How the five recipients of this missive responded is unknown. Samuel Willard had continued to preach his sermon cycle on I Peter 5: 8 during July, but without the explicit references to the witchcraft crisis evident in his sermon of June 19th. Instead, he phrased the later homilies generally, presenting his message in purely spiritual terms. Possibly the mid-June sermon aroused so much controversy he thereafter deliberately toned down his words and his actions, or perhaps he feared that another witchcraft accusation directed at him would not so immediately be rejected by the judges. If anyone took positive steps, it might well have been the Reverend Joshua Moodey. Himself a former resident of New Hampshire who had once been unlawfully imprisoned, and with a wife rumored to have been named as a witch in June, Moody was probably the most likely of the group to sympathize with the prisoners' plight. Indeed, he reportedly soon intervened in another case, as shall be seen shortly. [note: Edward Bromfield sermon notebook, v. 6, notes on Willard's sermons for 26 July [i.e., June], 10 July, 17 July, July 24, 1692, Massachusetts Historical Society (Mark Peterson, transcript, pp. 17-20, 33-35, 44-47, 52-54); " Joshua Moodey, " Sibley's Harvard Graduates I:367-80. For the reputed accusation of Ann Jacobs Moodey, see Joshua Broadbent to Francis Nicholson, June 21, 1692, abstracted in J. W. Fortescue, ed. , Calendar of State Papers, Colonial
Series, American and West Indies (London, 1901), 13: 653. Broadbent, who wrote from New York, included garbled information about the crisis, and it is unclear whether his information about the accusation of Ann Moody was accurate, for it cannot be confirmed in another source.]

Re: Ann(?) Jacobs- MOODEY wife of Rev. Joshua Moodey once thought to be a Witch?

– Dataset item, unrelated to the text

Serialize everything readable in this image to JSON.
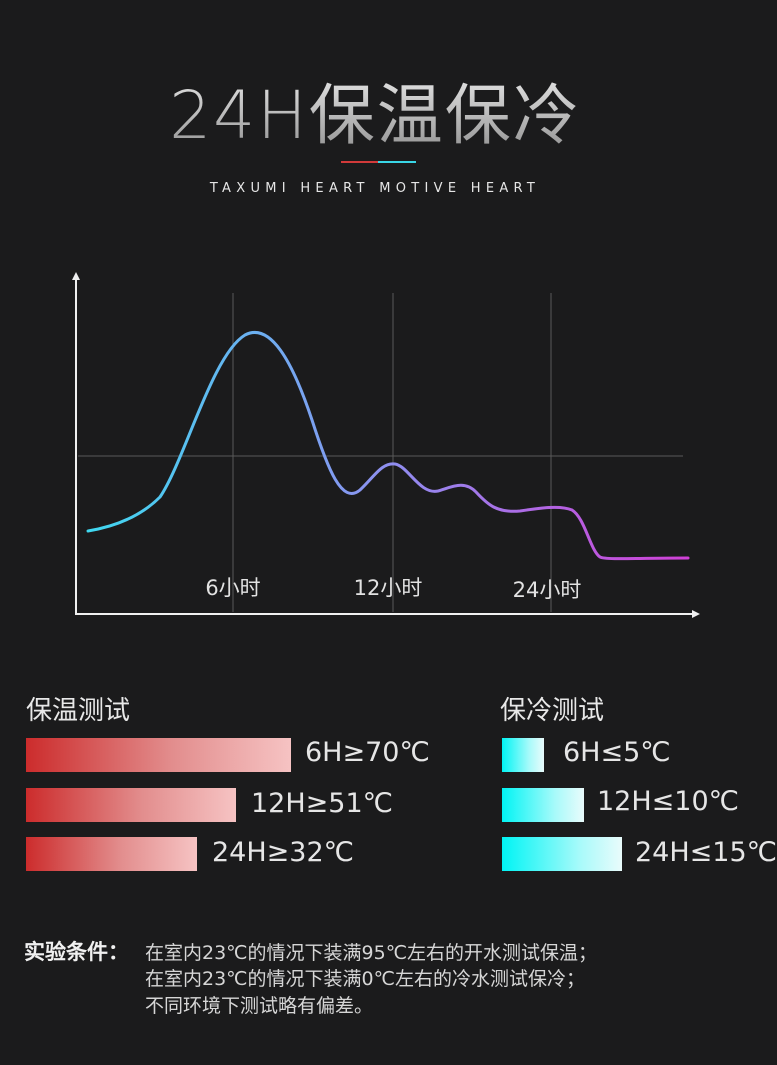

Posted: 10 Aug 2013 3:11PM GMT
Classification: Query
I have a book from the Original Narratives of Early American History series entitled "NARRATIVES OF THE WITCHCRAFT CASES 1648-1706" Edited by George Lincoln Burr, L.L.D., Litt.D. (Professor of Medieval History in Cornell University) and published by Charles Scribner's Sons of New York in 1914. In it I found a letter written in Salem Prison July 23, 1692 to Mr. Mather, Mr. Allen, Mr. Moody, Mr. Willard, and Mr. Bailey. The note following states "The Boston Tory Joshua Broadbent, writing on June 21 from New York, reported that 'Mrs. Moody, parson Moody's wife is said to be one' of the witches".
I'm not sure if this is the Mrs. Moody you are seeking, but hope the info is helpful.